What is Reserve bank board member Heather Ridout saying? From The Australian this morning:
RESERVE Bank board member Heather Ridout says the Australian economy will need “active management” this year to cope with the slowing mining boom and high dollar, as the case for rate cuts was strengthened by a sharp fall in the rate of inflation.
Speaking ahead of the bank’s first board meeting of the year on February 5, the former chief executive of the Australian Industry Group said the nation faced “persistent” economic challenges.
“We’ve been fairly fortunate so far, but there’s a bit of active management required this year and we can’t just sit back and wait for growth to be put in our lap,” she told Dow Jones Newswires.
…Ms Ridout said the strength of the currency, which remains above $US1.05, was creating uneven pressures through the economy, which has until now been propelled by the resources sector.
“Growth has to be more evident in other parts of the economy and that’s very tough with the dollar remaining so persistently high,” she said.
Describing herself as being more optimistic on the world economy, Ms Ridout said conditions had clearly improved in the US and China and she pointed to firmer activity in Europe and signs of a modest pick-up in Japan.
Economic growth in China accelerated in the fourth quarter of last year, confirming a rebound for the world’s second-largest economy after a slowdown in the past two years.
“You’re seeing reasonably positive results out of China,” Ms Ridout said.
“But the big challenge for us is to be able to achieve a diversified growth model and that’s the big challenge for economic policy over the next 12 months.”
Reserve Bank officials have canvassed their concerns that the tide of resource investment may start to recede before investment elsewhere in the economy has started to pick up.
Three points to make:
- The RBA has a strong taboo against public commentary on interest rates by its board members outside official speeches. They like to control the message, not discuss it.
- Ridout is not especially a maverick. She has a track record of prim and proper team playing in her time the AiG (frustratingly so) and has a modus operandi of working for change from the inside. She is, however, more attuned to manufacturing than other board members.
- The RBA has a first principle policy of ‘doing no harm’ to the economy. That is, don’t do anything unless it is plainly obvious that it is required, lest you make things worse.
AUSTRALIA must fast-track new roads, railways, bridges and ports to secure prosperity as the mining boom fades, key members of the Reserve Bank have warned.
…In an interview with The Courier-Mail, central bank board members Heather Ridout and John Edwards said investing in key urban projects would unlock a new cycle of productivity to replace the commodity price boom and continue the 21-year run of growth.

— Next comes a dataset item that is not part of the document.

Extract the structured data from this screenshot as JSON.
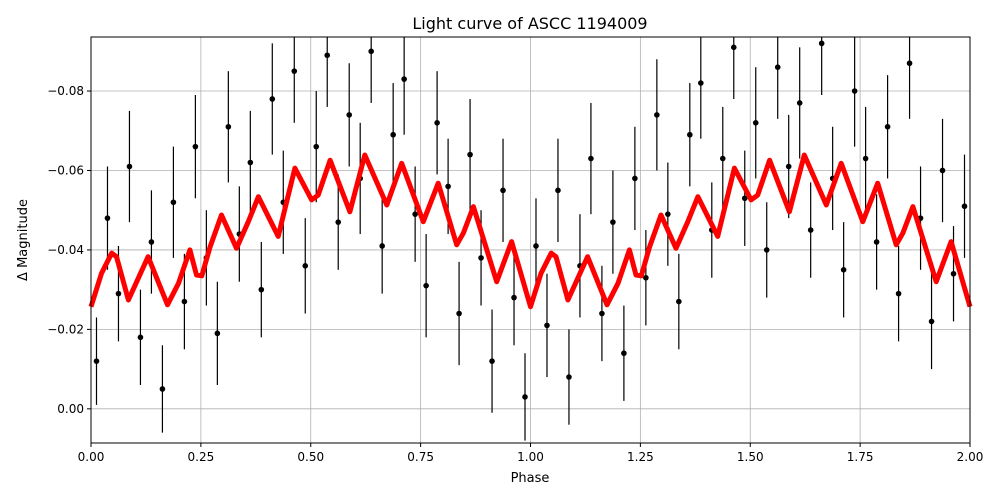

Ms Ridout said short-term considerations had led to under-investment and were holding the nation back. She called on state and federal governments to go into deficit to fund the infrastructure.
“We have under-invested. Congested roads in cities are a major sign that we’re not doing well enough,” Ms Ridout said.
“We just keep putting short-term considerations before the real work of building a productive economy.”
Dr Edwards…warned Australia faced challenges including a high dollar and an ageing population.
“The big investment boom in mining, which has helped the economy over the last six years, is close to a peak,” Dr Edwards said.
Success from now on would “take substantial investment in factories, offices and mines, roads, bridges, ports, railways, broadband and, above all, in education and training.”
Dr Edwards said the National Broadband Network was the most important piece of infrastructure on the table.
“Australia’s future will increasingly depend on our success not only in exporting minerals and farm products, but also clever manufacturers and high-value services.”
…Ms Ridout is calling on governments, state and federal, to go into deficit, if necessary, to fund the infrastructure or to find ways to harness the savings sitting in superannuation accounts.
“That capital will end up overseas if we don’t create the opportunities here to invest in long term, high yielding projects,” Ms Ridout said.
Better education was also “absolutely 101” to our future, she said.
“Every year the skill content of jobs is rising and if you haven’t got those skills you’re going to get marginalised in an economy like Australia’s.”
She warned securing the next 10 years of income growth would be more difficult than the last 10.
“How we make the transition to this more diversified growth model is a big big issue for Australia and just because we have had 21 years of growth doesn’t mean it happens automatically. It doesn’t.”
Dr Edwards said he remained hopeful Australians could successfully transition from a commodities boom to a high skills boom. “It won’t be easy, but it can be done. The last twenty five years have shown us that.”
Crikey, there you have it. The RBA knows where in for it and that pro-cyclical surplus drives must end. The central bank has just spanked the backsides of both major political parties and thrown its credibility behind a new space for the body politic to debate counter-cyclical deficit spending. This is an economically sound approach that I’ve been arguing for for six months.
It is interesting that the Courier-Mail was chosen for the second article, suggesting rather strongly that the message was significantly for the Newman and other state Liberal governments hell-bent on surpluses.
But there’s no shirking it, this is a violation of RBA protocol and, whether passive or not, a huge lift for the Gillard government.